As for the half sisters she'd never known existed, what would be the point of meeting them now? True, she'd been raised as an only child and had always wished for siblings—brothers or sisters—but now that she was faced with her father's infidelity, she wasn't sure she could accept her sisters. Oh, what was she thinking? Sisters?
Half
sisters? Two of them? What would she say to them? What
could
she say?

“This is way too sudden for me, Dad.”

“And I'm runnin' out of time.” He scowled and clicked off the television. “Who knows when the Grim Reaper's gonna knock on my door?”

“Don't talk like that!”

“I've already had one heart attack. I think it's time to live my life the way I want to.” He rubbed his jaw, scratching the silver bristles covering his chin. “Besides, you'll like Brynnie, if you only give her a chance.”
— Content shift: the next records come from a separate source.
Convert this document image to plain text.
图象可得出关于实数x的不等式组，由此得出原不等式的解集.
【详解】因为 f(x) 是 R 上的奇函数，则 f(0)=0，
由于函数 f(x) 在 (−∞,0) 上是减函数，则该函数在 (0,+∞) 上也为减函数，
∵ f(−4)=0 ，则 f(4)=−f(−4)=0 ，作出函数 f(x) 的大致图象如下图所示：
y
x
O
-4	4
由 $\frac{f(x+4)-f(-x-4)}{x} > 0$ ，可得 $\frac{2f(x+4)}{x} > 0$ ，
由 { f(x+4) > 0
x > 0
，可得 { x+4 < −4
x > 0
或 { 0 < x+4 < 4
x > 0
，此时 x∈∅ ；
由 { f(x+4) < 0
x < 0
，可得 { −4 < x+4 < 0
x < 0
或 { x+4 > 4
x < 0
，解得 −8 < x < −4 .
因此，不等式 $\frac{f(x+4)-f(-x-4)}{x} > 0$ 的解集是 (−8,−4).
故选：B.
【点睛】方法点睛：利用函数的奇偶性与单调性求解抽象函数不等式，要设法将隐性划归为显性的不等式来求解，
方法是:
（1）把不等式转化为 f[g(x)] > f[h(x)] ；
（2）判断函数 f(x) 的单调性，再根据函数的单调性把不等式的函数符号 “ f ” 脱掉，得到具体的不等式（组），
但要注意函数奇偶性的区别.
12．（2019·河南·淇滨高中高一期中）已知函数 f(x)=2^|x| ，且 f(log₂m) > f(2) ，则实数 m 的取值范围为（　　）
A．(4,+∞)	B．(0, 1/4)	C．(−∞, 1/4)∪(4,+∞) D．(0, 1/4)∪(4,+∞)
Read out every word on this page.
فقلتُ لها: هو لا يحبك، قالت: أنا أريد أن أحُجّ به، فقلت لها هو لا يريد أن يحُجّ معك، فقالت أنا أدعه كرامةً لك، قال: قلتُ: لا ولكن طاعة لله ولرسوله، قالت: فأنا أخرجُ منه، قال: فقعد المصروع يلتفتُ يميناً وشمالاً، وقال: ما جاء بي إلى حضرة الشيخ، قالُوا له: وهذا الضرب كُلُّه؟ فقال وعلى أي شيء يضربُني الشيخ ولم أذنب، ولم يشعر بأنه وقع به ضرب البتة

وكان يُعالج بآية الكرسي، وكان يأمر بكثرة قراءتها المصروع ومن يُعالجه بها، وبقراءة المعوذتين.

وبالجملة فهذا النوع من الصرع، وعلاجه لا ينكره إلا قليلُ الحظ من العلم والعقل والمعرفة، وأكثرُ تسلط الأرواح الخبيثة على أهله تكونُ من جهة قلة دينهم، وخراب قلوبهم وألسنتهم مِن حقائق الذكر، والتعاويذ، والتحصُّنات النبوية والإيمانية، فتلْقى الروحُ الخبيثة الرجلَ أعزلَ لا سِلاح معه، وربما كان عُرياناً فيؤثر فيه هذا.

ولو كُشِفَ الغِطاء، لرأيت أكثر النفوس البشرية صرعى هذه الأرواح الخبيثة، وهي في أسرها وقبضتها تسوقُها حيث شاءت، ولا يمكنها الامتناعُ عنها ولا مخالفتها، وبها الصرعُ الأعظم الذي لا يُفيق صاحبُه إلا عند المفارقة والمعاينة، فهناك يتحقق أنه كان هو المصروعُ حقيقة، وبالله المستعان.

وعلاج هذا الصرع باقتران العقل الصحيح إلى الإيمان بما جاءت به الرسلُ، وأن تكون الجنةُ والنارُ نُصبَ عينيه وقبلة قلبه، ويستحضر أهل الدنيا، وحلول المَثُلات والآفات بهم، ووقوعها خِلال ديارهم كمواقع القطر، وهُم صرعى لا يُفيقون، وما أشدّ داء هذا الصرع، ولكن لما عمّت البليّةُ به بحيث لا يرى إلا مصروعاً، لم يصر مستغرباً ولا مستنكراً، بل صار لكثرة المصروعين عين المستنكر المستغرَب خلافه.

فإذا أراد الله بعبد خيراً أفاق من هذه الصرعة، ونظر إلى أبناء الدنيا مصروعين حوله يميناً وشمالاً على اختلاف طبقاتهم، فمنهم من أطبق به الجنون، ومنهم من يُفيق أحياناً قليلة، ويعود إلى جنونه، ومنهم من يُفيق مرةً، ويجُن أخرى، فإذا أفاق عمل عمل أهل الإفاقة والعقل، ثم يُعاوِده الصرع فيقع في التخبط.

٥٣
Bliss wasn't so sure. Brynnie, was, after all, her father's mistress and even though Bliss had known that her parents had drifted apart over the years, she couldn't just accept this other woman as part of her family. Bile climbed steadily up her throat, but she forced it back down.

“Your mother and I…well, we were never right for each other. We were from different worlds. I was at home in the saddle with a plug of tobacco, and she wanted to see the damned ballet.”

“I remember.” Margaret Cawthorne was from old San Francisco money. John had been a cowboy with a keen mind who had bought land during the recession and made a fortune. He'd split his time between Seattle, where he owned property, and Bittersweet, Oregon, where his ranch was located.

A cloud passed behind his eyes, as if he still felt some kind of regret.

“But you stayed married.”

“Believed in the institution. And there was you to consider.”

“You made a mockery of the institution, Dad. And of me.” Bliss stood, folded her arms over her chest, leaned against the cool wall and stared out the window to the parking lot three stories below. Rain drizzled from oppressive gray clouds, streaking down the panes. She could scarcely breathe. Her parents hadn't loved each other? Her father had been and still was involved with another woman? How could she not have known or guessed? She swallowed against a suddenly thick throat. Everything she believed in seemed to be falling apart, and more rapidly by the moment.

“I always thought opposites attracted,” Bliss said lamely. Heat stole up the back of her neck when she thought of her one experience with a man as opposite from her once-prim city-girl ways as could be. Mason Lafferty, the randy, tough-as-rawhide ranch hand who had worked for her father the summer she was almost eighteen, had managed to steal her naive heart before her father had stepped in.

“I suppose there's some truth to the saying, but not as opposite as we were. In the beginning, I guess we didn't realize how different we were and then…well, I found Brynnie.…” He had the good grace to look sheepish and Bliss felt the bleak ache in her heart thud painfully. He'd cheated on her mother with this woman he intended to marry. He'd fathered a child with her. “Brynnie's had her share of troubles, you know. Been married a few times and has some older boys that give her headaches you wouldn't believe.”

From the half-open door Bliss heard the reassuring beep of heart monitors and the quiet conversation of the nurses busying around their station, from which the corridors fanned toward the private rooms on the outside walls of the building. A medications cart rattled by and the elevator call button chimed. Sighing, Bliss looked down at her father, her only living parent.

“Come down to the wedding, Bliss,” John said, his leathery skin stretched tight over his cheekbones. “It's important to me. Damn it, honey, I know it will be hard for you, but you're tough, like your ma. The way I see it, I've lost too much time already and I think we should start over. Be a family.”

“You and Brynnie and her children and me,” she clarified.